ON the Lyons road, just outside the gates of Geneva but within its jurisdiction, Voltaire at last found a place where he could lie down in security and peace, a spacious villa called St.-Jean, with terraced gardens descending to the Rhone. As the laws of the republic forbade the sale of land to any but Swiss Protestants, he provided the 87,000 francs that bought the property (February, 1755) through the agency of Labat de Grandcour and Jean Robert Tronchin.I With all the enthusiasm of a city dweller he bought chickens and a cow, sowed a vegetable garden, and planted trees; it had taken him sixty years to learn that “il faut cultiver notre jardin.” Now, he thought, he could forget Frederick, Louis XV, the Parlement of Paris, the bishops, the Jesuits; only his colic and his headaches remained. He was so pleased with his new home that he named it Les Délices (delights).II “I am so happy,” he wrote to Thieriot, “that I am ashamed.”1
As his clever investments were bringing him a lordly income, he indulged himself in lordly luxuries. He kept six horses, four carriages, a coachman, a postilion, two lackeys, a valet, a French cook, a secretary, and a monkey—with whom he liked to comparehomo sapiens.

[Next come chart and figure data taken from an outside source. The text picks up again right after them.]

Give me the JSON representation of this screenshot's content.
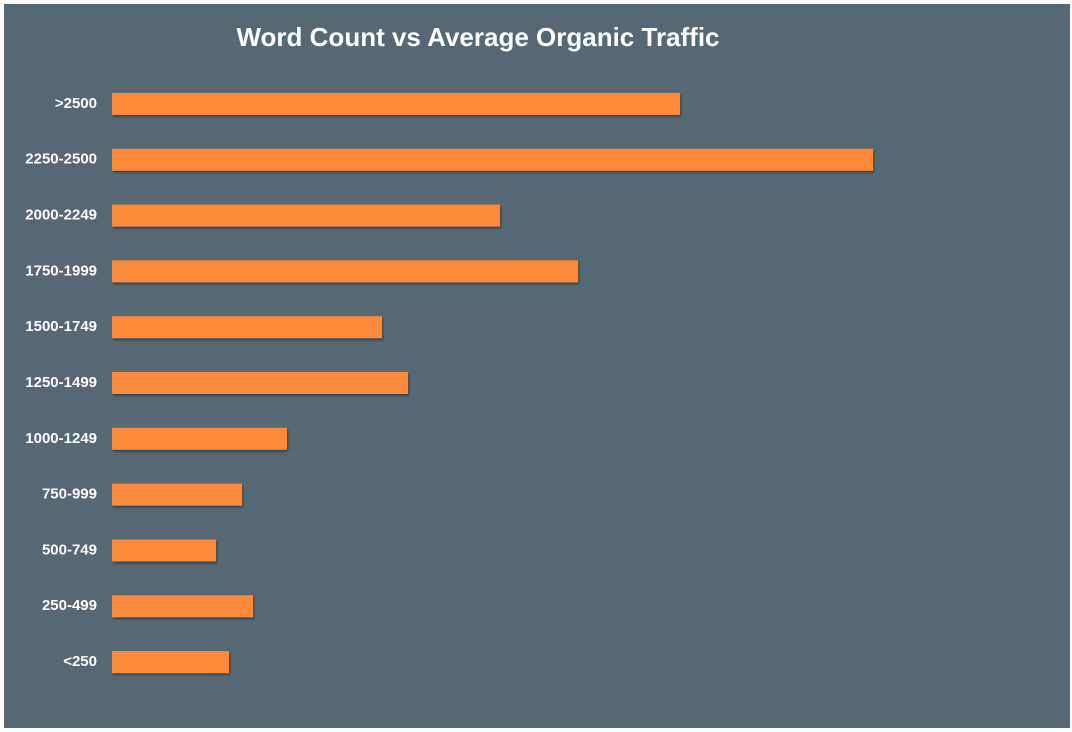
{
  "chart_data": {
    "type": "bar",
    "orientation": "horizontal",
    "title": "Word Count vs Average Organic Traffic",
    "categories": [
      ">2500",
      "2250-2500",
      "2000-2249",
      "1750-1999",
      "1500-1749",
      "1250-1499",
      "1000-1249",
      "750-999",
      "500-749",
      "250-499",
      "<250"
    ],
    "values": [
      568,
      761,
      388,
      466,
      270,
      296,
      175,
      130,
      104,
      141,
      117
    ],
    "color": "#fd8a3a",
    "xlim": [
      0,
      950
    ]
  }
}
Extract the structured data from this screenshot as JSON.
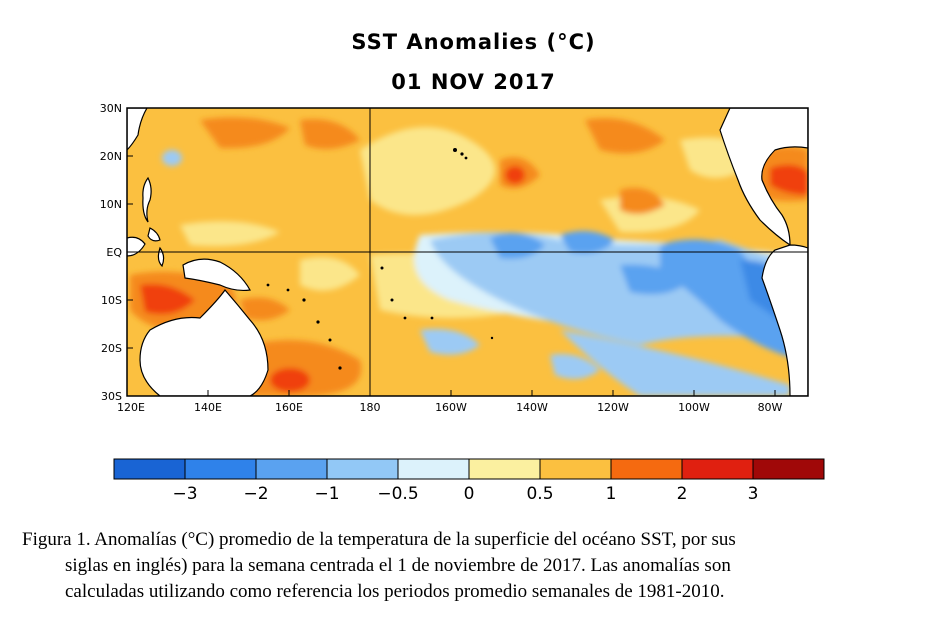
{
  "map": {
    "title": "SST Anomalies (°C)",
    "date": "01 NOV 2017",
    "lat_labels": [
      "30N",
      "20N",
      "10N",
      "EQ",
      "10S",
      "20S",
      "30S"
    ],
    "lon_labels": [
      "120E",
      "140E",
      "160E",
      "180",
      "160W",
      "140W",
      "120W",
      "100W",
      "80W"
    ],
    "colors": {
      "strong_cold": "#1a66d6",
      "mid_cold": "#3c8ae6",
      "cold": "#66a8ee",
      "weak_cold": "#9ccaf4",
      "neutral_cold": "#dcf2fb",
      "neutral_warm": "#fbf0a8",
      "weak_warm": "#fbc040",
      "warm": "#f58a1e",
      "strong_warm": "#f04010",
      "hot": "#d01010",
      "very_hot": "#a00808",
      "land": "#ffffff"
    }
  },
  "colorbar": {
    "labels": [
      "−3",
      "−2",
      "−1",
      "−0.5",
      "0",
      "0.5",
      "1",
      "2",
      "3"
    ],
    "colors": [
      "#1964d4",
      "#2f82ea",
      "#5aa2f0",
      "#92c8f6",
      "#dcf2fb",
      "#fbf0a0",
      "#fbc040",
      "#f56a10",
      "#e02010",
      "#a00808"
    ]
  },
  "caption": {
    "line1": "Figura 1. Anomalías (°C) promedio de la temperatura de la superficie del océano SST, por sus",
    "line2": "siglas en inglés) para la semana centrada el 1 de noviembre de 2017. Las anomalías son",
    "line3": "calculadas utilizando como referencia los periodos promedio semanales de 1981-2010."
  }
}
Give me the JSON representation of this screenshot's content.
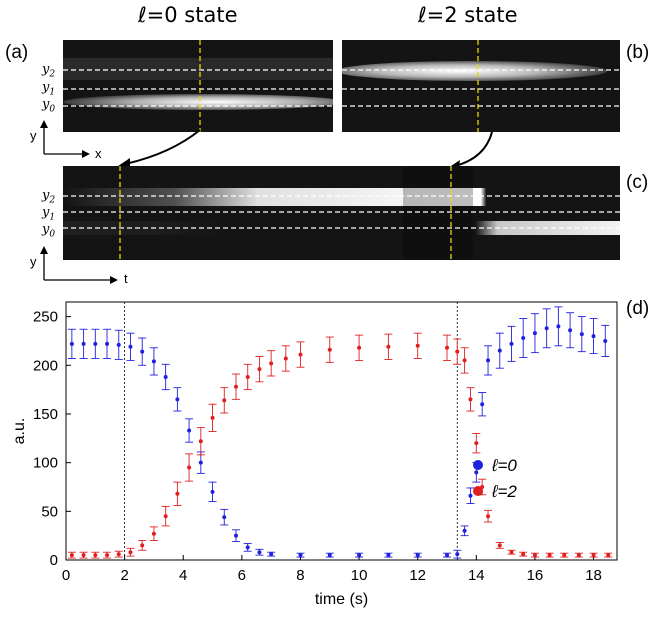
{
  "titles": {
    "left": "ℓ=0 state",
    "right": "ℓ=2 state"
  },
  "panel_labels": {
    "a": "(a)",
    "b": "(b)",
    "c": "(c)",
    "d": "(d)"
  },
  "image_labels": {
    "y2": "y2",
    "y1": "y1",
    "y0": "y0",
    "axis_y": "y",
    "axis_x": "x",
    "axis_t": "t"
  },
  "chart_data": {
    "type": "scatter",
    "xlabel": "time (s)",
    "ylabel": "a.u.",
    "xlim": [
      0,
      18.8
    ],
    "ylim": [
      0,
      265
    ],
    "xticks": [
      0,
      2,
      4,
      6,
      8,
      10,
      12,
      14,
      16,
      18
    ],
    "yticks": [
      0,
      50,
      100,
      150,
      200,
      250
    ],
    "vlines": [
      2.0,
      13.35
    ],
    "legend": {
      "placement": "right-middle",
      "entries": [
        {
          "label": "ℓ=0",
          "color": "#2020e0"
        },
        {
          "label": "ℓ=2",
          "color": "#e02020"
        }
      ]
    },
    "series": [
      {
        "name": "ℓ=0",
        "color": "#2020e0",
        "x": [
          0.2,
          0.6,
          1.0,
          1.4,
          1.8,
          2.2,
          2.6,
          3.0,
          3.4,
          3.8,
          4.2,
          4.6,
          5.0,
          5.4,
          5.8,
          6.2,
          6.6,
          7.0,
          8.0,
          9.0,
          10.0,
          11.0,
          12.0,
          13.0,
          13.35,
          13.6,
          13.8,
          14.0,
          14.2,
          14.4,
          14.8,
          15.2,
          15.6,
          16.0,
          16.4,
          16.8,
          17.2,
          17.6,
          18.0,
          18.4
        ],
        "y": [
          222,
          222,
          222,
          222,
          221,
          219,
          214,
          204,
          188,
          165,
          133,
          100,
          70,
          44,
          25,
          13,
          8,
          6,
          5,
          5,
          5,
          5,
          5,
          5,
          6,
          30,
          66,
          90,
          160,
          205,
          215,
          222,
          228,
          233,
          238,
          240,
          236,
          232,
          230,
          225
        ],
        "err": [
          15,
          15,
          15,
          15,
          15,
          14,
          14,
          14,
          13,
          12,
          12,
          11,
          10,
          8,
          6,
          4,
          3,
          2,
          2,
          2,
          2,
          2,
          2,
          2,
          4,
          5,
          8,
          10,
          12,
          15,
          18,
          18,
          20,
          20,
          20,
          20,
          18,
          18,
          18,
          16
        ]
      },
      {
        "name": "ℓ=2",
        "color": "#e02020",
        "x": [
          0.2,
          0.6,
          1.0,
          1.4,
          1.8,
          2.2,
          2.6,
          3.0,
          3.4,
          3.8,
          4.2,
          4.6,
          5.0,
          5.4,
          5.8,
          6.2,
          6.6,
          7.0,
          7.5,
          8.0,
          9.0,
          10.0,
          11.0,
          12.0,
          13.0,
          13.35,
          13.6,
          13.8,
          14.0,
          14.2,
          14.4,
          14.8,
          15.2,
          15.6,
          16.0,
          16.5,
          17.0,
          17.5,
          18.0,
          18.5
        ],
        "y": [
          5,
          5,
          5,
          5,
          6,
          8,
          15,
          27,
          45,
          68,
          95,
          122,
          146,
          164,
          178,
          188,
          196,
          202,
          207,
          211,
          216,
          218,
          219,
          220,
          218,
          214,
          205,
          165,
          120,
          75,
          45,
          15,
          8,
          6,
          5,
          5,
          5,
          5,
          5,
          5
        ],
        "err": [
          3,
          3,
          3,
          3,
          3,
          4,
          5,
          7,
          10,
          12,
          14,
          14,
          14,
          13,
          13,
          13,
          13,
          13,
          13,
          13,
          13,
          13,
          13,
          13,
          13,
          13,
          13,
          12,
          10,
          8,
          6,
          3,
          2,
          2,
          2,
          2,
          2,
          2,
          2,
          2
        ]
      }
    ]
  }
}
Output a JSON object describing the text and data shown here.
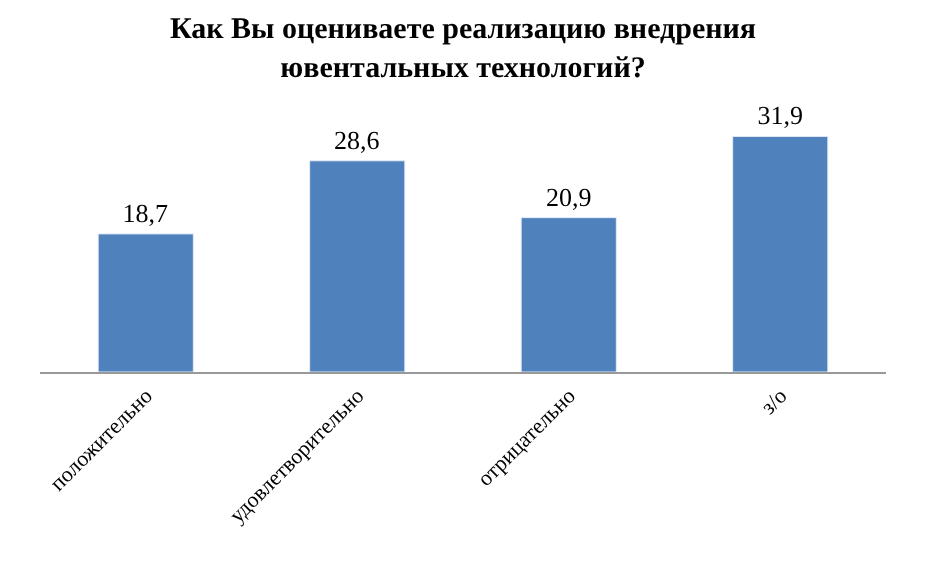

Over this establishment reigned Mme. Denis, whom Mme. d’Épinay, visiting Les Délices in 1757, described as
a fat little woman, as round as a ball, about fifty years of age; … ugly and good, untruthful without meaning it, and without malice. She has no intellect, and yet seems to have some; she … writes verses, argues rationally and irrationally; … without too great pretentiousness, and above all without offending anyone.… She adores her uncle, both as uncle and as a man; Voltaire loves her, laughs at her, and worships her. In a word, this house is a refuge for an assemblage of contraries, and a delightful spectacle for lookers-on.2
Another visitor, the rising poet Marmontel, described the new seigneur: “He was in bed when we arrived. He held out his arms, embraced me, and wept for joy.… ’You find me at the point of death,’ he said; ’come and restore me to life, or receive my last sigh’.… A moment later he said, ‘I will rise and dine with you.’”3
There was one drawback at Les Délices—it was cold in winter. Voltaire, having no flesh, needed heat. Near Lausanne he found a little hermitage, Monrion, whose position sheltered it from the north wind; he bought it, and spent there some winter months in 1755–57. In Lausanne itself he bought (June, 1757), on the Rue du Grand Chêne, a “house which would be called a palace in Italy,” with fifteen windows looking down upon the lake.III There, without any protest from the clergy, he staged plays, usually his own. “Tranquillity is a fine thing,” he wrote, “but ennui … belongs to the same family. To repulse the ugly relation I have set up a theater.”4
And so, oscillating between Geneva and Lausanne, he became acquainted with Switzerland.